Reviews

Las Aves I’ll Never Give Up On Love Until I Can Put A Name On It

You can tell what this album’s going to sound like from the artwork. The clean, manic aesthetics of PC Music and GLOO are an obvious reference point, as are Grimes’ Art Angels and the kind of late-2000s stadium pop that now seems almost quaint.

The band treats these influences with PC Music’s lightness but without their pretension. Instead, they mostly trade in pop bangers about low-stakes drama. Opener ‘You Need A Dog’ attests to this: it’s not about the party to end all parties or meeting the love of your life. No, you got dumped, it sucks, and now “you need a fucking dog”. It’s high-sheen plastic pop as seen through a grey Tuesday hangover and a Greggs wrapper.

Silly, charming stuff like this is all over the record, from the Flash game chirps of ‘A Change of Heart’ through to chugging boss battle anthem ‘Fuck Dat Shit’. Where the album does go into more delicate subjects, it’s generally with sensitivity.
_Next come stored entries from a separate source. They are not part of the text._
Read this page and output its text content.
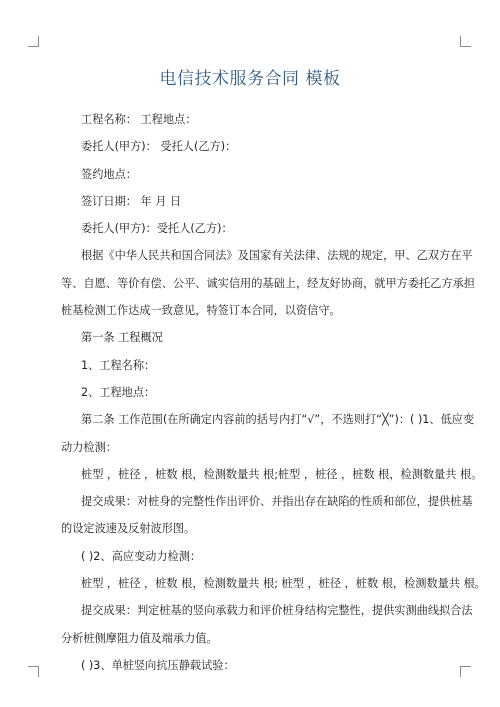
电信技术服务合同 模板
工程名称： 工程地点：
委托人(甲方)： 受托人(乙方)：
签约地点：
签订日期： 年 月 日
委托人(甲方)：受托人(乙方)：
根据《中华人民共和国合同法》及国家有关法律、法规的规定，甲、乙双方在平
等、自愿、等价有偿、公平、诚实信用的基础上，经友好协商，就甲方委托乙方承担
桩基检测工作达成一致意见，特签订本合同，以资信守。
第一条 工程概况
1、工程名称：
2、工程地点：
第二条 工作范围(在所确定内容前的括号内打“√”，不选则打“╳”)：( )1、低应变
动力检测：
桩型 ，桩径 ，桩数 根，检测数量共 根;桩型 ，桩径 ，桩数 根，检测数量共 根。
提交成果：对桩身的完整性作出评价、并指出存在缺陷的性质和部位，提供桩基
的设定波速及反射波形图。
( )2、高应变动力检测：
桩型 ，桩径 ，桩数 根，检测数量共 根; 桩型 ，桩径 ，桩数 根，检测数量共 根。
提交成果：判定桩基的竖向承载力和评价桩身结构完整性，提供实测曲线拟合法
分析桩侧摩阻力值及端承力值。
( )3、单桩竖向抗压静载试验：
Even in their deliberately tacky packaging, when ‘Baby’ and ‘Worth It’ talk about miscarriage and body image these issues resonate even if you’re not personally affected by the issues at hand.

That’s why it’s so jarring when you hit ‘Latin Lover’. In dialing the late-2000s influences up to eleven, Las Aves have replicated some of that time in pop’s nastier traits, and this track sees them swerve into weird and exoticising territory. It’s not as insensitive as it could have been, but the song makes for an uncomfortable listen nonetheless. It’s frustrating, because outside of this one track there are some real thrills on I’ll Never Give Up on Love Until I Can Put A Name On It. If you’re able to put that to one side – although not everyone will be – you’ll be rewarded with some great pop bombast, so long as you’re able to deal with the spike of salt in amongst all the sugar.